Operational parameters — escalation thresholds, detection criteria, specific system configurations — should be protected. Here, gaming risk genuinely outweighs the transparency benefit.
This framework increases accountability rather than reducing it — by requiring explicit justification for every non-disclosure. The Information Commissioner’s Office should update its Section 24 exemption guidance to require organisations invoking national security to demonstrate which category applies and why the gaming risk outweighs the transparency benefit in the specific case.
While awaiting central guidance, board members should ask: could our FOI responses about cyber governance be read as instructions for attacking us? Governance teams should assess whether they have disclosed operational parameters that should be protected or refused governance information that should be disclosed. Documenting these choices creates an audit trail and builds the evidence base for formal government guidance.

WannaCry demonstrated what happens when cyber governance fails at scale. Since then, compliance has improved, but board-level attention has not kept pace. Organisations tick boxes on training and audits while cyber risk evolves faster than governance structures can respond.
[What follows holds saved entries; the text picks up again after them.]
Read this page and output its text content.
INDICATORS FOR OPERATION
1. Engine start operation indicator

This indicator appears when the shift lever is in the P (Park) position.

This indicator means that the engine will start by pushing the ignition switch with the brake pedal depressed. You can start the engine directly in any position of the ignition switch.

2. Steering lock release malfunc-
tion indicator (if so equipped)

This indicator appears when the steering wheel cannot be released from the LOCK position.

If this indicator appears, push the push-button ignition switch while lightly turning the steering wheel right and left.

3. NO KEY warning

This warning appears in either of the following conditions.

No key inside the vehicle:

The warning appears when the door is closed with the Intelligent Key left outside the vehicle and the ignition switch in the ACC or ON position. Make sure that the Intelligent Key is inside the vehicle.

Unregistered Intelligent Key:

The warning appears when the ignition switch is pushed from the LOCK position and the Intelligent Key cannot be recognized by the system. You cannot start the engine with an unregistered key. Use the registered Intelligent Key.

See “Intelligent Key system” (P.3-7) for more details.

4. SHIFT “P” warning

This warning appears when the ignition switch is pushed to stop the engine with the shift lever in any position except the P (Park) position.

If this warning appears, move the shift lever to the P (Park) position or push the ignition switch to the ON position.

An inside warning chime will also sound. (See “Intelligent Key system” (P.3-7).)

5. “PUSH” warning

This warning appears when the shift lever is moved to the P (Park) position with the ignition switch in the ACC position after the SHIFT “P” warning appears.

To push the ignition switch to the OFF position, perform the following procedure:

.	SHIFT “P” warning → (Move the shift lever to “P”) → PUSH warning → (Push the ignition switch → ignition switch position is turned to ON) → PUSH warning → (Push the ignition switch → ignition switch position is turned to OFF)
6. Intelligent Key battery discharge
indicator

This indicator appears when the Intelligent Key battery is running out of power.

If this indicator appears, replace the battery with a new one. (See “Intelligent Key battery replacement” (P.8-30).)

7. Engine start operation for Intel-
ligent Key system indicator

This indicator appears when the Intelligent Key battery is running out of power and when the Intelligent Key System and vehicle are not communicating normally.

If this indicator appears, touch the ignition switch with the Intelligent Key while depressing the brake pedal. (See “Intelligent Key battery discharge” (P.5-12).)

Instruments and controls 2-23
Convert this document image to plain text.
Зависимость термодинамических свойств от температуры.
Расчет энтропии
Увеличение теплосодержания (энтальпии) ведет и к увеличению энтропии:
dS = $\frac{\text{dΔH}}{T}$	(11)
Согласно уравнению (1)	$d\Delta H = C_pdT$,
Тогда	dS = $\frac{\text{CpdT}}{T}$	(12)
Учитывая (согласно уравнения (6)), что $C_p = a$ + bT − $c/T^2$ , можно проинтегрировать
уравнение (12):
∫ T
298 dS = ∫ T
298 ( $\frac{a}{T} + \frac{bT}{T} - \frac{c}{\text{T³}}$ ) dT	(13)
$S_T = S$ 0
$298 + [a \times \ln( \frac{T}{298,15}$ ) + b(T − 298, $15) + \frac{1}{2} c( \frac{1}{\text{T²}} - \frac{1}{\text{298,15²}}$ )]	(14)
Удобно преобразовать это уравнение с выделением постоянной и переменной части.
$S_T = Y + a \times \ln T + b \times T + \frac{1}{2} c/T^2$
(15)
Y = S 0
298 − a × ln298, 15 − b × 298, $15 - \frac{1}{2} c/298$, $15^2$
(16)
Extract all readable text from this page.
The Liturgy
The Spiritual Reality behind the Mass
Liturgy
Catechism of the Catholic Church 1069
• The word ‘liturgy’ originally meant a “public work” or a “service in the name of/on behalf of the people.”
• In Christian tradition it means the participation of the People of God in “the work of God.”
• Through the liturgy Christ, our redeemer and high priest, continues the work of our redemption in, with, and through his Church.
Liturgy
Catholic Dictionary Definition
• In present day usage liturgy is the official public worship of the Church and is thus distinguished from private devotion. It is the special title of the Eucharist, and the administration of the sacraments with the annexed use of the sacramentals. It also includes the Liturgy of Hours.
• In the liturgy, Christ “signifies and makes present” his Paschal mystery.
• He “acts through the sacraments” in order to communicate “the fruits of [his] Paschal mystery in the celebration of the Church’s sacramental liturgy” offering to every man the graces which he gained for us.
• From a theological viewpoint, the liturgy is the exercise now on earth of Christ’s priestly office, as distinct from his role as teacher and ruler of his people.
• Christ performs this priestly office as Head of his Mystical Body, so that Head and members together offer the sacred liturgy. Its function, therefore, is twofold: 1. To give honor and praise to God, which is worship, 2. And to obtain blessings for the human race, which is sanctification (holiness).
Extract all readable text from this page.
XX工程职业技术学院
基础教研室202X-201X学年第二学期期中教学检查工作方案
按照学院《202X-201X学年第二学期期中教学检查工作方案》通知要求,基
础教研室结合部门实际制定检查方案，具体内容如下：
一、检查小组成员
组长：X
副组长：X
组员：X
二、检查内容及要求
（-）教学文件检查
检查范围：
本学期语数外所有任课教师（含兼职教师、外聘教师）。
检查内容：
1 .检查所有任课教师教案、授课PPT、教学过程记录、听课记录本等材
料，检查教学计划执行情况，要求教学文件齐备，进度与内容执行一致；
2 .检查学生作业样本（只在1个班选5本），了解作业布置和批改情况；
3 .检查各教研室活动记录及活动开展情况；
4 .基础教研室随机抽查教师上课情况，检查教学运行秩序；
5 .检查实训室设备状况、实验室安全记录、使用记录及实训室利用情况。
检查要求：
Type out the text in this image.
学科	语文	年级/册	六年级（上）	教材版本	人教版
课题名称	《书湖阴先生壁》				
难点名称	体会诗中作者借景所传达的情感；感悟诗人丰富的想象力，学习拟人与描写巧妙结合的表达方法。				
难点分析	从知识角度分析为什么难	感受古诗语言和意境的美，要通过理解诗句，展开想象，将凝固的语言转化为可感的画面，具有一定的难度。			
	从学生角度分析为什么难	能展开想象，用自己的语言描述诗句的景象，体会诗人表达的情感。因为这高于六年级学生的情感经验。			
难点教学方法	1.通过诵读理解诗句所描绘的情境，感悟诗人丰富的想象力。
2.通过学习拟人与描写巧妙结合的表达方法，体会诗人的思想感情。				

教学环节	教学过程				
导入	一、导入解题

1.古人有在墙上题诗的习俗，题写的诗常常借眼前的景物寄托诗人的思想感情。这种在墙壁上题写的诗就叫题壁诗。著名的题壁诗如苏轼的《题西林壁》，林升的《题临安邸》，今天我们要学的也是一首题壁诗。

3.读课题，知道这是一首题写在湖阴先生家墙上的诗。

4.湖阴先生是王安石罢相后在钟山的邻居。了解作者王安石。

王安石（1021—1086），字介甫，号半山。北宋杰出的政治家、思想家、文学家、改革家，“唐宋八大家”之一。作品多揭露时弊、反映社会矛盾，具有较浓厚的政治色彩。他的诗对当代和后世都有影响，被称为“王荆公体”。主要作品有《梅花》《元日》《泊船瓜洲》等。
FOI inconsistency is a symptom of this deeper problem: public sector organisations are expected to navigate complex transparency-security trade-offs without the tools to do so. The government designed FOI to enable accountability. That same government now needs to design the choice architecture that makes accountability compatible with security.
Until it does, chaotic FOI responses will continue — and some will continue to arm the very adversaries we are trying to defend against.

Vsevolod Shabad (pictured above) is a principal enterprise architect and cybersecurity leader with experience as CIO, CISO, and board adviser across critical infrastructure and financial services. He holds CISSP and CCSP certifications and is a Fellow of the BCS.